Una producción como se puede apreciar del gusto mayoritario pero que sin embargo contribuye a dar al conjunto un carácter rancio, artesano pero poco creativo, que nada añade a una trama que no puede evitar resultar hoy terriblemente ingenua con sus derechos de pernada y luchas entre clases, si no se es capaz de poner al día sus arcaicos postulados. Reivindicando nuevos aires es como mejor podemos seguir haciendo justicia a una música sublime, una obra maestra incontestable que de por sí justifica su frecuente programación. Entramos así en la disyuntiva de si merecen revisarse los clásicos y someterlos a lavados de cara, o revisitarlos tal como fueron concebidos, creando en esta ocasión la ilusión de que la Sevilla imaginada por Mozart, y antes por Baumarchais, era así de auténtica.

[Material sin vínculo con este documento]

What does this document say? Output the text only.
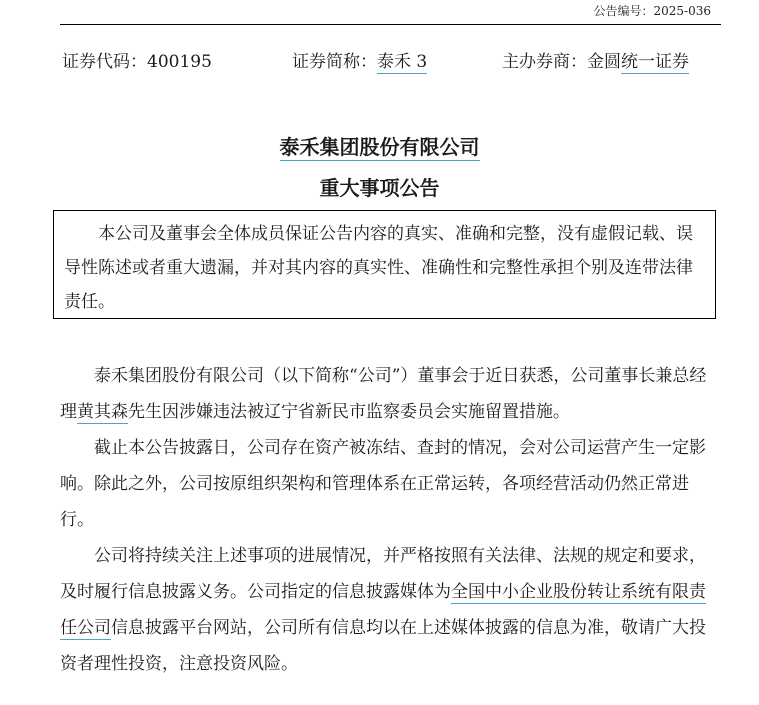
公告编号：2025-036
证券代码：400195	证券简称：泰禾 3	主办券商：金圆统一证券
泰禾集团股份有限公司
重大事项公告
本公司及董事会全体成员保证公告内容的真实、准确和完整，没有虚假记载、误导性陈述或者重大遗漏，并对其内容的真实性、准确性和完整性承担个别及连带法律责任。

泰禾集团股份有限公司（以下简称“公司”）董事会于近日获悉，公司董事长兼总经理黄其森先生因涉嫌违法被辽宁省新民市监察委员会实施留置措施。

截止本公告披露日，公司存在资产被冻结、查封的情况，会对公司运营产生一定影响。除此之外，公司按原组织架构和管理体系在正常运转，各项经营活动仍然正常进行。

公司将持续关注上述事项的进展情况，并严格按照有关法律、法规的规定和要求，及时履行信息披露义务。公司指定的信息披露媒体为全国中小企业股份转让系统有限责任公司信息披露平台网站，公司所有信息均以在上述媒体披露的信息为准，敬请广大投资者理性投资，注意投资风险。
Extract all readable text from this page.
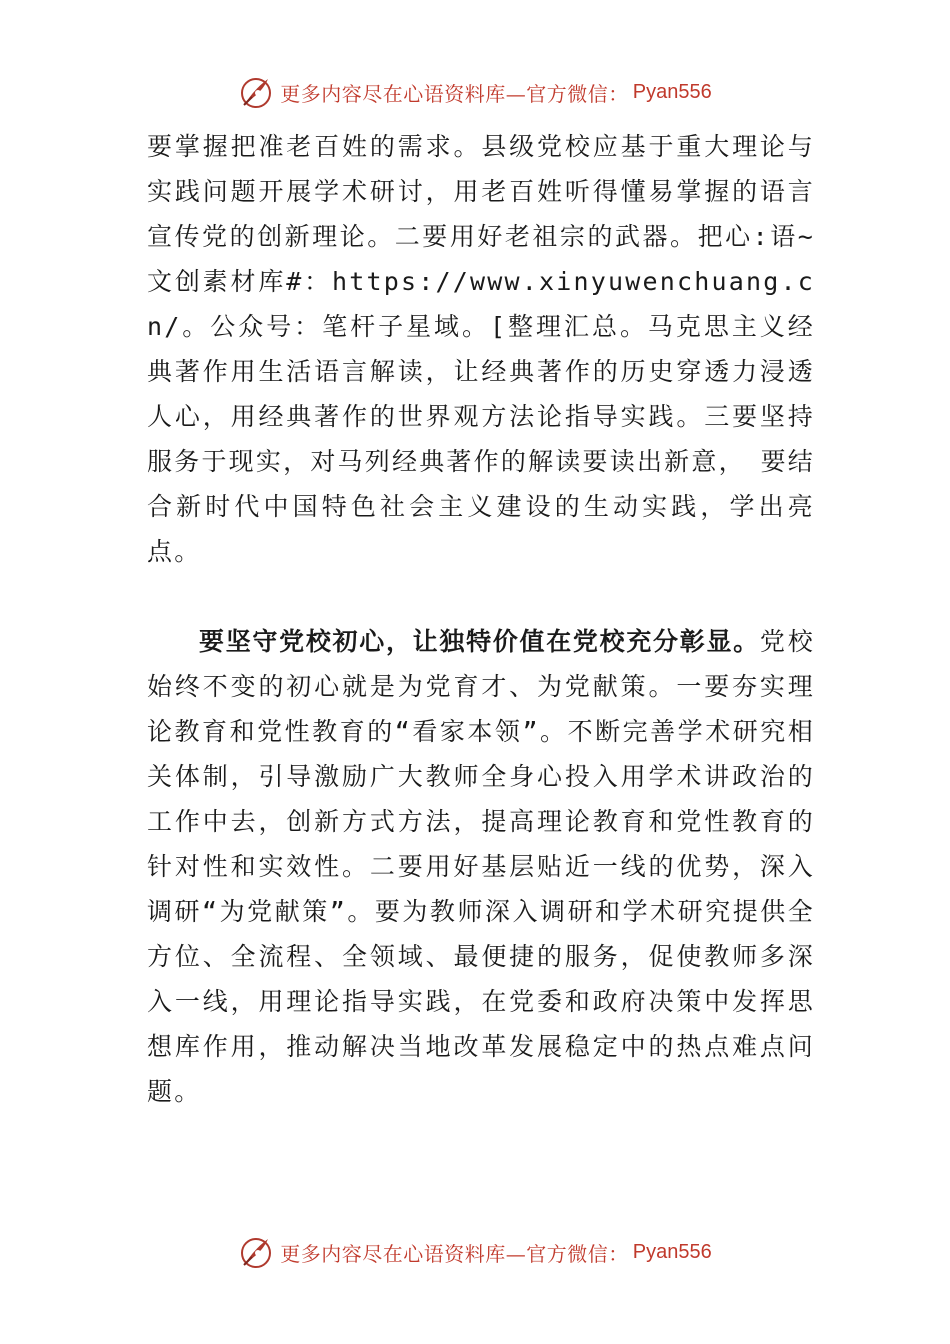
更多内容尽在心语资料库—官方微信： Pyan556

要掌握把准老百姓的需求。县级党校应基于重大理论与实践问题开展学术研讨，用老百姓听得懂易掌握的语言宣传党的创新理论。二要用好老祖宗的武器。把心:语~文创素材库#：https://www.xinyuwenchuang.cn/。公众号：笔杆子星域。[整理汇总。马克思主义经典著作用生活语言解读，让经典著作的历史穿透力浸透人心，用经典著作的世界观方法论指导实践。三要坚持服务于现实，对马列经典著作的解读要读出新意，　要结合新时代中国特色社会主义建设的生动实践，学出亮点。

要坚守党校初心，让独特价值在党校充分彰显。党校始终不变的初心就是为党育才、为党献策。一要夯实理论教育和党性教育的“看家本领”。不断完善学术研究相关体制，引导激励广大教师全身心投入用学术讲政治的工作中去，创新方式方法，提高理论教育和党性教育的针对性和实效性。二要用好基层贴近一线的优势，深入调研“为党献策”。要为教师深入调研和学术研究提供全方位、全流程、全领域、最便捷的服务，促使教师多深入一线，用理论指导实践，在党委和政府决策中发挥思想库作用，推动解决当地改革发展稳定中的热点难点问题。

更多内容尽在心语资料库—官方微信： Pyan556
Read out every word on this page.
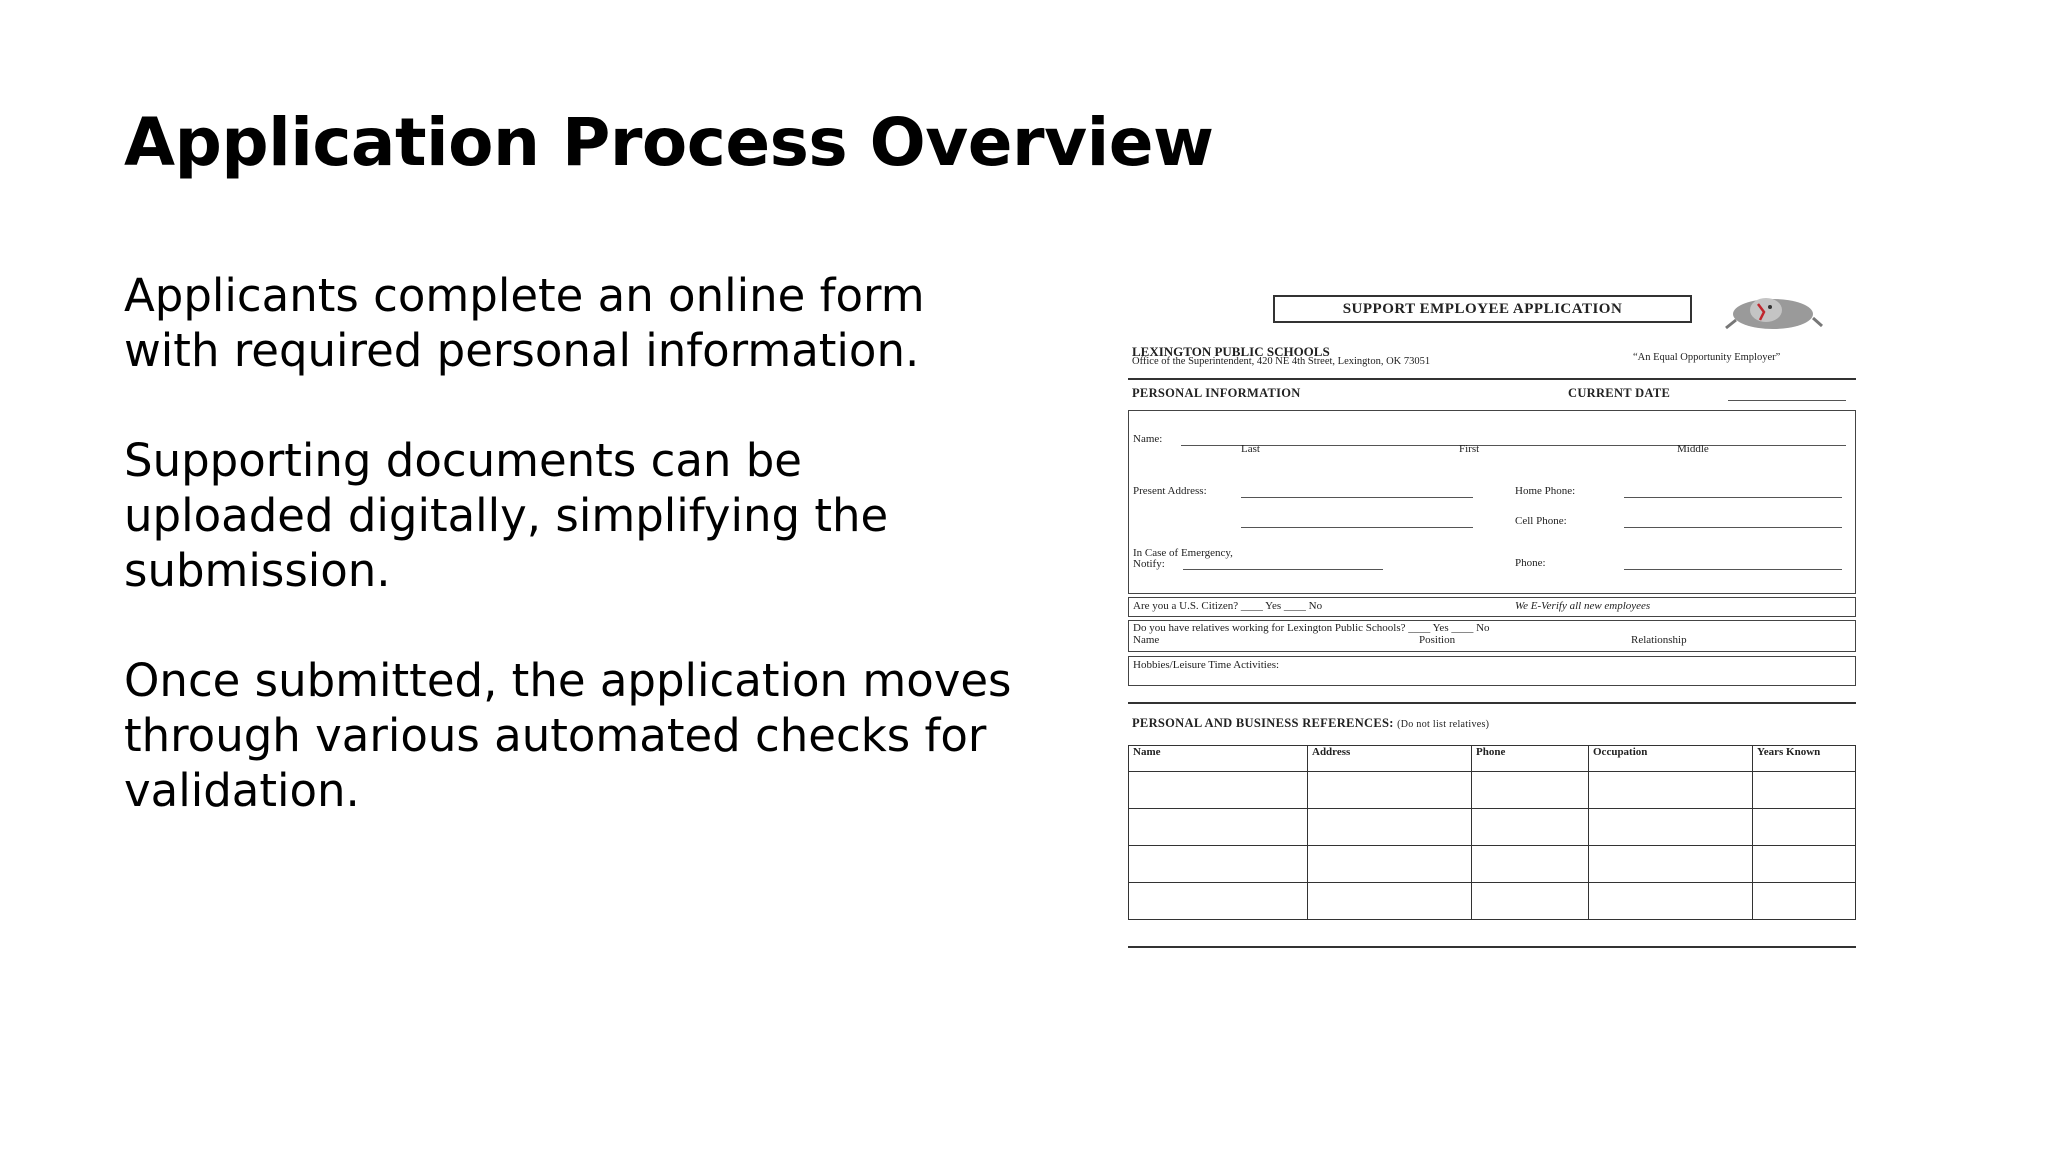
Application Process Overview

Applicants complete an online form with required personal information.

Supporting documents can be uploaded digitally, simplifying the submission.

Once submitted, the application moves through various automated checks for validation.

SUPPORT EMPLOYEE APPLICATION
LEXINGTON PUBLIC SCHOOLS
Office of the Superintendent, 420 NE 4th Street, Lexington, OK 73051	“An Equal Opportunity Employer”
PERSONAL INFORMATION	CURRENT DATE
Name:
Last	First	Middle
Present Address:	Home Phone:
Cell Phone:
In Case of Emergency,
Notify:	Phone:
Are you a U.S. Citizen? ____ Yes ____ No	We E-Verify all new employees
Do you have relatives working for Lexington Public Schools? ____ Yes ____ No
Name	Position	Relationship
Hobbies/Leisure Time Activities:
PERSONAL AND BUSINESS REFERENCES: (Do not list relatives)
Name	Address	Phone	Occupation	Years Known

Un cuadro de voces competente y una orquesta fluida
Decíamos a propósito del Don Pasquale que le oímos aquí mismo hace tres años, que la batuta de Corrado Rovaris tiende a ahogar las voces, y volvió a repetirse en esta ocasión, quizás en parte debido a su decisión de elevar el foso, lo que por otro lado obligó a los músicos y a él mismo a entrar y salir de él por la platea. Por lo demás, su dirección fue ágil y desenfadada, atenta a cada inflexión de la partitura, procurando hacerla brillar y extraer toda su belleza, contando para ello con una orquesta reducida y la exquisita participación del fortepiano en los recitativos. En este contexto se anunció la posible indisposición del barítono italiano Alessio Arduini, cuya voz se veía afectada por una infección y podría haber sido incluso doblada por su sustituto. Sin embargo su participación fue considerablemente eficaz, apenas cierta falta de potencia y una proyección más corta de lo deseable. Pero fue capaz de construir un personaje a la altura de las circunstancias, con ese toque entre socarrón y sorprendido que caracteriza al emblemático Fígaro, resolviendo con buena nota sus famosos Se vuol ballare, con acompañamiento idóneo de la batuta acentuando la furia del momento, y Non più andrai; pero sobre todo su aria de venganza del último acto, que defendió a capa y espada con resultados altamente estimulantes. También Vittorio Prato acertó con su diseño del Conde Almaviva, añadiendo presencia a su personaje y entonando con buen gusto y clara dicción. Excelente el Cherubino de Cecilia Molinari, ágil y desenfadada en sus dos arias, mejor en Non so più cosa con agilidades de un gusto exquisito, que en un Voi che sapete algo menos lucido y convencional.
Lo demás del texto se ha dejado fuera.